Embargo para inglês ver

Há quase dois séculos, um dos muitos povos europeus, os ingleses, aqui desembarcaram para mudar o Brasil. Desde sempre notórios por sua característica empreendedora (para usar um termo da moda), fizeram o país sair, literalmente, do tempo das carroças, aqui implantando, para falar o mínimo, as ferrovias, como a São Paulo Railway (a nossa velha conhecida Estrada de Ferro Santos-Jundiaí que, por consequência, inaugurou o transporte público de grande capacidade) e também o futebol, o mais brasileiro dos esportes.

Isso para não falar do chá das cinco (que aqui virou café da tarde), o pijama, os fraques, os ternos brancos e também da seriedade, pontualidade (quem não se lembra do antigo horário de trens, com composições que partiam em horários distintos como a famosa 12:57?) e a cobrança para o cumprimento rigoroso de prazos, algo que gerou inúmeras rusgas entre os brasileiros e os “misters”.
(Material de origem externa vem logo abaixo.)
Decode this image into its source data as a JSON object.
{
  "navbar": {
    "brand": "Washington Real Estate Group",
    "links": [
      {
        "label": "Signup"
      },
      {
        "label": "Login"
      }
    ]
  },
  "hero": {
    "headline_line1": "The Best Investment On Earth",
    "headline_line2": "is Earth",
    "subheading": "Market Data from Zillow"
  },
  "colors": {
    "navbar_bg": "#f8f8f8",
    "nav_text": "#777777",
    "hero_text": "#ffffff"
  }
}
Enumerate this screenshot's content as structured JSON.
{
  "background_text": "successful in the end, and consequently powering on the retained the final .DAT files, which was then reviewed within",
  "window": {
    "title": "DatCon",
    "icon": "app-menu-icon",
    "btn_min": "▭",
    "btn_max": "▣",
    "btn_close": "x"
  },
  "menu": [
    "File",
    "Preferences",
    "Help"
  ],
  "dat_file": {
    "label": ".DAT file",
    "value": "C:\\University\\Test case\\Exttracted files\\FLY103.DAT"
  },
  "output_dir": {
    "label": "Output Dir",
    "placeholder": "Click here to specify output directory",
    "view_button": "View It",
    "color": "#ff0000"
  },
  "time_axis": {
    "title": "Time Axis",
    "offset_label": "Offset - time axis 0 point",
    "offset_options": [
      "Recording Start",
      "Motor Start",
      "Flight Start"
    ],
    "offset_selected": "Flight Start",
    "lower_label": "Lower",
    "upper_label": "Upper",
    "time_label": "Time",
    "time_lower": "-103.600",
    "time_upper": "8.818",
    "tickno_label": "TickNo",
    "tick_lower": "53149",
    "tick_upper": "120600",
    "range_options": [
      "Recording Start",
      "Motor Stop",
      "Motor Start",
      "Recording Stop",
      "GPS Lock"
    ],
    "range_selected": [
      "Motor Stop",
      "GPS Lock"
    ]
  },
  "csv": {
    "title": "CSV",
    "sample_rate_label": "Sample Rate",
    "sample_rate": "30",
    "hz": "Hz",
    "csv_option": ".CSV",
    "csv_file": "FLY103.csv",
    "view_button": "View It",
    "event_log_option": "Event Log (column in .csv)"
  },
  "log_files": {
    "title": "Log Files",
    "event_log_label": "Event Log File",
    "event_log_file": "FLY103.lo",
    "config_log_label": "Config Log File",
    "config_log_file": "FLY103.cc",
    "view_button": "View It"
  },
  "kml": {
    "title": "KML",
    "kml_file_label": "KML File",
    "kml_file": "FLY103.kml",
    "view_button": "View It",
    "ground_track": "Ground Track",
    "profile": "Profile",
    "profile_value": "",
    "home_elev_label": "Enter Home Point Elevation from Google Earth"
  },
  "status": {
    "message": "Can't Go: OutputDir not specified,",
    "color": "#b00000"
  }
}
Foi justamente a partir deste fato que se originou a expressão que melhor ilustrou a tensão entre os povos, que se chama “para inglês ver” que, segundo notórios professores de linguística e história, vem de 7 de novembro de 1831 quando, para satisfazer a pressões britânicas pelo fim da escravatura, foi promulgada a Lei Feijó, que proibia o tráfico negreiro, punia severamente os “importadores” e declarava livres os escravos que ao Brasil chegassem. Fato é que a lei “não pegou”, já que o neo-delito prosseguiu por quase 20 anos, até ser promulgada a Lei Eusébio de Queiroz, fazendo com que o texto se tornasse “letra morta”. Por isso, o comentário que se iniciou na Câmara dos Deputados e ganhou as ruas era de que o padre Diogo Antônio Feijó, então ministro, “fizera uma lei só para inglês ver”, já que os britânicos, do alto de sua disciplina, realmente acreditaram que o texto seria suficiente para acabar com a escravatura.

A expressão caiu no gosto do povo e é ainda usada em muitos casos. Para ilustrar, podemos citar o embargo das obras do Rodoanel promovido pela Prefeitura de Ribeirão Pires em fevereiro. Lá se vão dois meses e as obras continuam à todo vapor a ponto de a SPMar, responsável pela obra, ter sido autuada em quase R$ 1 milhão por ter suprimido árvores nativas sem a devida autorização. Ora, se estamos falando de uma obra de interesse público, vista como vital pelo Governo do Estado, será que tudo isso não foi conversado e negociado entre as partes previamente? Não é preciso ser nenhum gênio para saber que a empresa concessionária do serviço não daria “pontos sem nó”, visto que é um contrato de bilhões de reais que, certamente, não irá perder por mera marra ou não cumprimento de regras. Repetindo: tudo foi conversado, negociado e posto no papel e a empresa sabe exatamente o que está fazendo.

Só isso para justificar o fato de a SPMar ter solenemente ignorado o tal embargo e prosseguido com as obras, até porque há uma questão de lógica linear (algo raro na história da humanidade) envolvida: se a obra está embargada, deveria estar interrompida, portanto, as árvores não teriam sido cortadas e tampouco a multa recente teria sido aplicada. Desta feita, somente duas respostas cabem: ou o negociador da cidade não prestou atenção às reuniões, ou o tal embargo é “só para inglês (ou o eleitor) ver”.